When all you have are ICBMs (which are also a valuable delivery vehicle for your strategic nuclear warheads that you have to preserve a large force of ICBMs for!), against the opfor's variety of tactical nuclear weapon types that the PLA faces, it is not in the PLA's interest to seek to be the first to use tactical nuclear weapons.
In fact, it is in the PLA's interest to actively avoid both sides venturing into the tactical nuclear weapon threshold given how much of a disadvantage it will be, due to the nature of geography and geostrategic positioning and availability and disparity of tactical nuke launch platforms and tactical nuke delivery vehicles.
This of course is ignoring the very real possibility that the US would respond with strategic nuclear exchange from the outset in which case both sides will lose. Both sides losing is not an issue necessarily if the PLA are facing guaranteed defeat, but risking strategic nuclear exchange if the PLA is well outside of that ballpark (or if the otherside has conducted a large scale conventional counter value strike like hitting the three gorges dam) is immensely illogical.
No matter what employment doctrine one considers, be it an aggressive one like mine or a completely reactive one, the problem of successfully delivering tactical nuclear weapons to the continental US has to be solved.
This further reinforces the point that the PLA needs to be able to rapidly and decisively degrade the forward positioned US forces to the point where they can't even mount a response with tactical nuclear weapons - what I called in a previous post "stomping every cockroach simultaneously." This is an enormously difficult problem, but it must be solved or we're in scenario 5 where a nuclear war gets kicked off without China firing first.

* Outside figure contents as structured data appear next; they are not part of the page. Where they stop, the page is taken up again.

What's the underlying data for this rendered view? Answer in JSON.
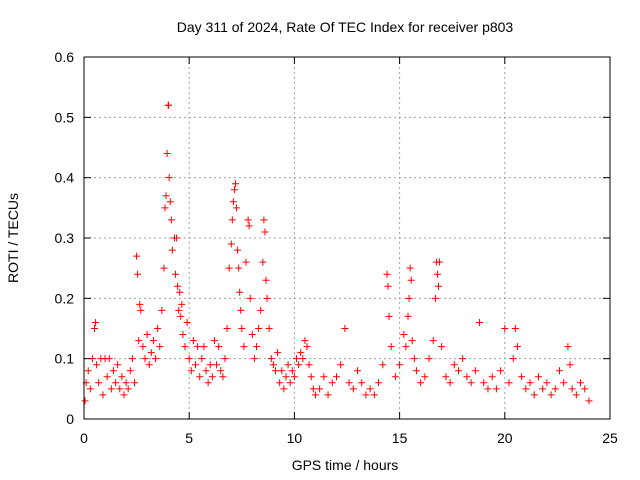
{
  "chart_data": {
    "type": "scatter",
    "title": "Day 311 of 2024, Rate Of TEC Index for receiver p803",
    "xlabel": "GPS time / hours",
    "ylabel": "ROTI / TECUs",
    "xlim": [
      0,
      25
    ],
    "ylim": [
      0,
      0.6
    ],
    "x_ticks": [
      0,
      5,
      10,
      15,
      20,
      25
    ],
    "x_tick_labels": [
      "0",
      "5",
      "10",
      "15",
      "20",
      "25"
    ],
    "y_ticks": [
      0,
      0.1,
      0.2,
      0.3,
      0.4,
      0.5,
      0.6
    ],
    "y_tick_labels": [
      "0",
      "0.1",
      "0.2",
      "0.3",
      "0.4",
      "0.5",
      "0.6"
    ],
    "grid": true,
    "marker": "plus",
    "color": "#ff0000",
    "series": [
      {
        "points": [
          [
            0.05,
            0.03
          ],
          [
            0.1,
            0.06
          ],
          [
            0.2,
            0.08
          ],
          [
            0.3,
            0.05
          ],
          [
            0.4,
            0.1
          ],
          [
            0.5,
            0.15
          ],
          [
            0.55,
            0.16
          ],
          [
            0.6,
            0.09
          ],
          [
            0.7,
            0.06
          ],
          [
            0.8,
            0.1
          ],
          [
            0.9,
            0.04
          ],
          [
            1.0,
            0.1
          ],
          [
            1.1,
            0.07
          ],
          [
            1.2,
            0.1
          ],
          [
            1.3,
            0.05
          ],
          [
            1.4,
            0.08
          ],
          [
            1.5,
            0.06
          ],
          [
            1.6,
            0.09
          ],
          [
            1.7,
            0.05
          ],
          [
            1.8,
            0.07
          ],
          [
            1.9,
            0.04
          ],
          [
            2.0,
            0.06
          ],
          [
            2.1,
            0.05
          ],
          [
            2.2,
            0.08
          ],
          [
            2.3,
            0.1
          ],
          [
            2.4,
            0.06
          ],
          [
            2.5,
            0.27
          ],
          [
            2.55,
            0.24
          ],
          [
            2.6,
            0.13
          ],
          [
            2.65,
            0.19
          ],
          [
            2.7,
            0.18
          ],
          [
            2.8,
            0.12
          ],
          [
            2.9,
            0.1
          ],
          [
            3.0,
            0.14
          ],
          [
            3.1,
            0.09
          ],
          [
            3.2,
            0.11
          ],
          [
            3.3,
            0.13
          ],
          [
            3.4,
            0.1
          ],
          [
            3.5,
            0.15
          ],
          [
            3.6,
            0.12
          ],
          [
            3.7,
            0.18
          ],
          [
            3.8,
            0.25
          ],
          [
            3.85,
            0.35
          ],
          [
            3.9,
            0.37
          ],
          [
            3.95,
            0.44
          ],
          [
            4.0,
            0.52
          ],
          [
            4.02,
            0.52
          ],
          [
            4.05,
            0.4
          ],
          [
            4.1,
            0.36
          ],
          [
            4.15,
            0.33
          ],
          [
            4.2,
            0.28
          ],
          [
            4.3,
            0.3
          ],
          [
            4.35,
            0.24
          ],
          [
            4.4,
            0.3
          ],
          [
            4.45,
            0.22
          ],
          [
            4.5,
            0.18
          ],
          [
            4.55,
            0.21
          ],
          [
            4.6,
            0.17
          ],
          [
            4.65,
            0.19
          ],
          [
            4.7,
            0.14
          ],
          [
            4.8,
            0.12
          ],
          [
            4.9,
            0.16
          ],
          [
            5.0,
            0.1
          ],
          [
            5.1,
            0.08
          ],
          [
            5.2,
            0.13
          ],
          [
            5.3,
            0.09
          ],
          [
            5.4,
            0.12
          ],
          [
            5.5,
            0.07
          ],
          [
            5.6,
            0.1
          ],
          [
            5.7,
            0.12
          ],
          [
            5.8,
            0.08
          ],
          [
            5.9,
            0.06
          ],
          [
            6.0,
            0.09
          ],
          [
            6.1,
            0.07
          ],
          [
            6.2,
            0.13
          ],
          [
            6.3,
            0.09
          ],
          [
            6.4,
            0.12
          ],
          [
            6.5,
            0.08
          ],
          [
            6.6,
            0.07
          ],
          [
            6.7,
            0.1
          ],
          [
            6.8,
            0.15
          ],
          [
            6.9,
            0.25
          ],
          [
            7.0,
            0.29
          ],
          [
            7.05,
            0.33
          ],
          [
            7.1,
            0.36
          ],
          [
            7.15,
            0.38
          ],
          [
            7.2,
            0.39
          ],
          [
            7.25,
            0.35
          ],
          [
            7.3,
            0.28
          ],
          [
            7.35,
            0.25
          ],
          [
            7.4,
            0.21
          ],
          [
            7.45,
            0.18
          ],
          [
            7.5,
            0.15
          ],
          [
            7.6,
            0.12
          ],
          [
            7.7,
            0.26
          ],
          [
            7.8,
            0.33
          ],
          [
            7.85,
            0.32
          ],
          [
            7.9,
            0.2
          ],
          [
            8.0,
            0.14
          ],
          [
            8.1,
            0.1
          ],
          [
            8.2,
            0.12
          ],
          [
            8.3,
            0.15
          ],
          [
            8.4,
            0.18
          ],
          [
            8.5,
            0.26
          ],
          [
            8.55,
            0.33
          ],
          [
            8.6,
            0.31
          ],
          [
            8.65,
            0.23
          ],
          [
            8.7,
            0.2
          ],
          [
            8.8,
            0.15
          ],
          [
            8.9,
            0.1
          ],
          [
            9.0,
            0.09
          ],
          [
            9.1,
            0.08
          ],
          [
            9.2,
            0.11
          ],
          [
            9.3,
            0.06
          ],
          [
            9.4,
            0.08
          ],
          [
            9.5,
            0.05
          ],
          [
            9.6,
            0.07
          ],
          [
            9.7,
            0.09
          ],
          [
            9.8,
            0.06
          ],
          [
            9.9,
            0.08
          ],
          [
            10.0,
            0.07
          ],
          [
            10.1,
            0.1
          ],
          [
            10.2,
            0.09
          ],
          [
            10.3,
            0.11
          ],
          [
            10.4,
            0.1
          ],
          [
            10.5,
            0.13
          ],
          [
            10.6,
            0.12
          ],
          [
            10.7,
            0.09
          ],
          [
            10.8,
            0.07
          ],
          [
            10.9,
            0.05
          ],
          [
            11.0,
            0.04
          ],
          [
            11.2,
            0.05
          ],
          [
            11.4,
            0.07
          ],
          [
            11.6,
            0.04
          ],
          [
            11.8,
            0.06
          ],
          [
            12.0,
            0.07
          ],
          [
            12.2,
            0.09
          ],
          [
            12.4,
            0.15
          ],
          [
            12.6,
            0.06
          ],
          [
            12.8,
            0.05
          ],
          [
            13.0,
            0.08
          ],
          [
            13.2,
            0.06
          ],
          [
            13.4,
            0.04
          ],
          [
            13.6,
            0.05
          ],
          [
            13.8,
            0.04
          ],
          [
            14.0,
            0.06
          ],
          [
            14.2,
            0.09
          ],
          [
            14.4,
            0.24
          ],
          [
            14.45,
            0.22
          ],
          [
            14.5,
            0.17
          ],
          [
            14.6,
            0.12
          ],
          [
            14.8,
            0.07
          ],
          [
            15.0,
            0.09
          ],
          [
            15.2,
            0.14
          ],
          [
            15.3,
            0.12
          ],
          [
            15.4,
            0.17
          ],
          [
            15.45,
            0.2
          ],
          [
            15.5,
            0.25
          ],
          [
            15.55,
            0.23
          ],
          [
            15.6,
            0.13
          ],
          [
            15.7,
            0.1
          ],
          [
            15.8,
            0.08
          ],
          [
            16.0,
            0.06
          ],
          [
            16.2,
            0.07
          ],
          [
            16.4,
            0.1
          ],
          [
            16.6,
            0.13
          ],
          [
            16.7,
            0.2
          ],
          [
            16.75,
            0.26
          ],
          [
            16.8,
            0.24
          ],
          [
            16.85,
            0.22
          ],
          [
            16.9,
            0.26
          ],
          [
            17.0,
            0.12
          ],
          [
            17.2,
            0.07
          ],
          [
            17.4,
            0.06
          ],
          [
            17.6,
            0.09
          ],
          [
            17.8,
            0.08
          ],
          [
            18.0,
            0.1
          ],
          [
            18.2,
            0.07
          ],
          [
            18.4,
            0.06
          ],
          [
            18.6,
            0.08
          ],
          [
            18.8,
            0.16
          ],
          [
            19.0,
            0.06
          ],
          [
            19.2,
            0.05
          ],
          [
            19.4,
            0.07
          ],
          [
            19.6,
            0.05
          ],
          [
            19.8,
            0.08
          ],
          [
            20.0,
            0.15
          ],
          [
            20.2,
            0.06
          ],
          [
            20.4,
            0.1
          ],
          [
            20.5,
            0.15
          ],
          [
            20.6,
            0.12
          ],
          [
            20.8,
            0.07
          ],
          [
            21.0,
            0.05
          ],
          [
            21.2,
            0.06
          ],
          [
            21.4,
            0.04
          ],
          [
            21.6,
            0.07
          ],
          [
            21.8,
            0.05
          ],
          [
            22.0,
            0.06
          ],
          [
            22.2,
            0.04
          ],
          [
            22.4,
            0.05
          ],
          [
            22.6,
            0.08
          ],
          [
            22.8,
            0.06
          ],
          [
            23.0,
            0.12
          ],
          [
            23.1,
            0.09
          ],
          [
            23.2,
            0.05
          ],
          [
            23.4,
            0.04
          ],
          [
            23.6,
            0.06
          ],
          [
            23.8,
            0.05
          ],
          [
            24.0,
            0.03
          ]
        ]
      }
    ]
  }
}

I see two possibilities in this regard
- The PLA just has to get that damn good.
- In addition to being able to threaten the continental US with comparable damage using tac-nukes, China must threaten US regional allies with employment of strategic nuclear weapons against them if their territory is used to do an unacceptable level of damage against China.
The second point is not an operational doctrine or military capability; it's political coercion, so it must be applied before a crisis kicks off and the US seizes total political control of its allies.
I'll put it simply.
I have no issue with China procuring a large force of tactical nuclear warheads.
I have no issue with China developing ICBMs intended to carry tactical nuclear warheads.
However I do not believe it is feasible or sensible for the PLA to pursue a "first use tactical nuclear" capability except in very exceptional circumstances (circumstances of which would likely warrant large scale strategic nuclear exchange to begin with), because China simply will not have tactical nuclear escalation parity or superiority into the foreseeable future, arguably even into the long term future.
I believe that for the PLA, it is actually in their interest to actively avoid ways in which a conflict could involve tactical nukes, because while the PLA may be able to reach near parity for strategic nuclear forces, tactical nuke employment is one where the PLA will remain at a considerable disadvantage in for many years and decades until such a point that the peacetime long term geostrategic positioning matter could be equalized.